Open Problem 5.3. Is it true that, if the $n^d$ game is a draw, then the $(n+1)^d$ game is also a draw?
To see that the intuition “adding more ways to win can’t turn a winnable game into a draw game” is wrong, consider the following example of a tic-tac-toe-like game, attributed to Sujith Vijay: The board is the set $V=\{1,2,3,4,5,6,7,8,9\};\ $ the winning sets are $\{1,2,3\},$ $\{1,2,4\},$ $\{1,2,5\},$ $\{1,3,4\},$ $\{1,5,6\},$ $\{3,5,7\},$ $\{2,4,8\},$ $\{2,6,9\}$. As in tic-tac-toe, the two players take turns choosing (previously unchosen) elements of $V;$ the game is won by the first player to succeed in choosing all the elements of a winning set. It can be verified that this is a draw game, but the restriction to the board $\{1,2,3,4,5,6,7\}$ (with winning sets $\{1,2,3\},$ $\{1,2,4\},$ $\{1,2,5\},$ $\{1,3,4\},$ $\{1,5,6\},$ $\{3,5,7\}$) is a first-player win.
$4^3$ (“Qubic”) is a win for the first player. According to this link, it was first proved by Oren Patashnik in 1980. The proof is complicated. It took 12 years for this proof to be converted into a practical computer algorithm; I was present at the 1992 Computer Olympiad where the program of Victor Allis and Patrick Schoo romped to victory.

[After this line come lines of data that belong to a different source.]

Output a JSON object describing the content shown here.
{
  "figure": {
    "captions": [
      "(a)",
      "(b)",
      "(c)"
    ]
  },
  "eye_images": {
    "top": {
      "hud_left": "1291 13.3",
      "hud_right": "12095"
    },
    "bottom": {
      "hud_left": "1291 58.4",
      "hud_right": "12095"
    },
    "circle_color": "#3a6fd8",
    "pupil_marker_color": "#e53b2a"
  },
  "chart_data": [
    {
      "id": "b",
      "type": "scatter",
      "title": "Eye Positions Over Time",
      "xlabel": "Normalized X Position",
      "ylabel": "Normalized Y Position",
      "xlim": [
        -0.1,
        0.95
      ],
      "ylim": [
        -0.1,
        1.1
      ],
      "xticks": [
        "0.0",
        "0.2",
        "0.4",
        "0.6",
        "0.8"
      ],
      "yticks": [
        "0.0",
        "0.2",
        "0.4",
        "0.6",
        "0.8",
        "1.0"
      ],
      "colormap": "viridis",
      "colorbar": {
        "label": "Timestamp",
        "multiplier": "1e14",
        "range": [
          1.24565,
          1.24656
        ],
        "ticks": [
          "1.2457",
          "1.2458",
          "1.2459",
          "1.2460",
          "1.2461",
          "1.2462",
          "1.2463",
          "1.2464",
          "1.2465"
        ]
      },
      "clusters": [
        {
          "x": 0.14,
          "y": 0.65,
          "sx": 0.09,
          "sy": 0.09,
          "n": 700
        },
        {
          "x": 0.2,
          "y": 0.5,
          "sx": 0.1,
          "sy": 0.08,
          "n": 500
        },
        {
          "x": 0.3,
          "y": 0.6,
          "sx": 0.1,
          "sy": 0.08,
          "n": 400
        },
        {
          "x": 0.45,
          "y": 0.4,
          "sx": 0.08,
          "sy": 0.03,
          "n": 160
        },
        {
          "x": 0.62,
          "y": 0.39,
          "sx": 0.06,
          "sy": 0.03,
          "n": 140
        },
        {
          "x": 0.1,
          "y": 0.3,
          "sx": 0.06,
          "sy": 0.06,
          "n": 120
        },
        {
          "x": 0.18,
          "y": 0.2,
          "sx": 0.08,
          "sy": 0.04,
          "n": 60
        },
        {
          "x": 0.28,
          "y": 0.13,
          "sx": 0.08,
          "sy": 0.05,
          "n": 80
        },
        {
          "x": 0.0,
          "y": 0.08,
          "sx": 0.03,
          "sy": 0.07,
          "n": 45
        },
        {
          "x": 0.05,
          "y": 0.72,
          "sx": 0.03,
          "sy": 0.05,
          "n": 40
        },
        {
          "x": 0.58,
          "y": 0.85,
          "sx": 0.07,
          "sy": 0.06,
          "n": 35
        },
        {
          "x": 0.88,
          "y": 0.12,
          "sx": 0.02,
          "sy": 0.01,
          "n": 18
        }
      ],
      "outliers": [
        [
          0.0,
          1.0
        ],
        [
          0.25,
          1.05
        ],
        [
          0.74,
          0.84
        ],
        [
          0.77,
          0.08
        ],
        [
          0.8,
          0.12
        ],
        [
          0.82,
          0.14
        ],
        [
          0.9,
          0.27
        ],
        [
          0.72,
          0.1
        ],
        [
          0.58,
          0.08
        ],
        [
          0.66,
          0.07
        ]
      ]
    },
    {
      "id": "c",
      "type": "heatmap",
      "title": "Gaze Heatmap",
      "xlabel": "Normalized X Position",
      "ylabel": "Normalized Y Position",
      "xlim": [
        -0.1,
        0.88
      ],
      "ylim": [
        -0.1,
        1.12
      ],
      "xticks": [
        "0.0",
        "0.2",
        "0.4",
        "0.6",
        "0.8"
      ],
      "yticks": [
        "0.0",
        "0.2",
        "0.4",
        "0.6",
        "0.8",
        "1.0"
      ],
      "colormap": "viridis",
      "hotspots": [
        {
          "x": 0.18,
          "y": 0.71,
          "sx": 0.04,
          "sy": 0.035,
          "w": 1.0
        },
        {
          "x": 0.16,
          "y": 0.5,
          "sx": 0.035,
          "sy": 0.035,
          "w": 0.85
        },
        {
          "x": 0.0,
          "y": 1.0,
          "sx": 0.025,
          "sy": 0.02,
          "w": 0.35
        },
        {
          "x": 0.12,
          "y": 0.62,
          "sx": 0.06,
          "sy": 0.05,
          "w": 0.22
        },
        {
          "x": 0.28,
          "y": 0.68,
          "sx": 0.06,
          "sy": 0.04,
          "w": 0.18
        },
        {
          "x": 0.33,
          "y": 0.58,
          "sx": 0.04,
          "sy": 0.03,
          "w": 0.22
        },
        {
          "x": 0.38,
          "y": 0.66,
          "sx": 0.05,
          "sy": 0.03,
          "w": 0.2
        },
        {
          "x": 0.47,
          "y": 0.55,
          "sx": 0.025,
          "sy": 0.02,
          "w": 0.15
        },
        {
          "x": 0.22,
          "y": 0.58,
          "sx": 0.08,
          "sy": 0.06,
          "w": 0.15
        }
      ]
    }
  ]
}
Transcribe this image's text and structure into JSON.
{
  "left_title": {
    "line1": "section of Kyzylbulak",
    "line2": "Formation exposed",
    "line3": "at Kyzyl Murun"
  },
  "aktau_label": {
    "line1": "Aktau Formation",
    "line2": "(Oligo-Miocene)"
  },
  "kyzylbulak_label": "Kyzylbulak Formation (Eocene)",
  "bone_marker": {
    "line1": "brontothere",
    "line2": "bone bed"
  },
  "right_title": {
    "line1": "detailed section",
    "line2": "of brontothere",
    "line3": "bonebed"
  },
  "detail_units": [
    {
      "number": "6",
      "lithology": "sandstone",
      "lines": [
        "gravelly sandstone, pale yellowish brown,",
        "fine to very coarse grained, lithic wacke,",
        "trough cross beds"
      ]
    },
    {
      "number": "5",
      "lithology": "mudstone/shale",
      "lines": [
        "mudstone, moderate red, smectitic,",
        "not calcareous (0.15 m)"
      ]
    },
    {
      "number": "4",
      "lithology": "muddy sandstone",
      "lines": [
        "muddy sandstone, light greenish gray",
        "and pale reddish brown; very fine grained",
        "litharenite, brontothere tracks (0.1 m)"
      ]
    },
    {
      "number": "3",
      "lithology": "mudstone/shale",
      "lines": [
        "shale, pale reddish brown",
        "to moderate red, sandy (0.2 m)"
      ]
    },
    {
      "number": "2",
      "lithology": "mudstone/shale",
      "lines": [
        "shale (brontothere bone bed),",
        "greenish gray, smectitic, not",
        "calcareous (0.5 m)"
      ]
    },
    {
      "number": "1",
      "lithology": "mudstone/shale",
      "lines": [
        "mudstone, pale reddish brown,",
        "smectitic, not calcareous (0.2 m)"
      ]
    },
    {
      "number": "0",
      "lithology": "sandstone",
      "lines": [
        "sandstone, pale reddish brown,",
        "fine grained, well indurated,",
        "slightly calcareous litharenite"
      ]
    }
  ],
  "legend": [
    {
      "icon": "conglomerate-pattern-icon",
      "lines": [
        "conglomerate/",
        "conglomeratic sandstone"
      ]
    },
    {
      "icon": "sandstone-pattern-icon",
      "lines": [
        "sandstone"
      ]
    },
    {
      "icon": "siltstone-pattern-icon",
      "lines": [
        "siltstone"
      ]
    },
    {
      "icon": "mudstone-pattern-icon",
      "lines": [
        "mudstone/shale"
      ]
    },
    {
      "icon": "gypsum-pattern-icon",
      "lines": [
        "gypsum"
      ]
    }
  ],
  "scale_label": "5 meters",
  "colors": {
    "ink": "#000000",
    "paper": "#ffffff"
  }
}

Based on what I remember from playing such games twenty-five years ago,
The $3^3$ version is a guaranteed win for the first player, by going in the middle square. There are so many lines through it that the first player can always force moves. After the 2nd player places his irrelevant O, the first player chooses a plane through the middle X that doesn’t contain that one O. Then, the game is henceforth played in that plane, where the first player effectively takes the first two moves in a row and forces a win.
Because of the forced moves, $3^n$ is equally a win for the first player for all $n\ge 3$.
The $4^3$ version does not admit such a simple strategy (nor does the $4^4$).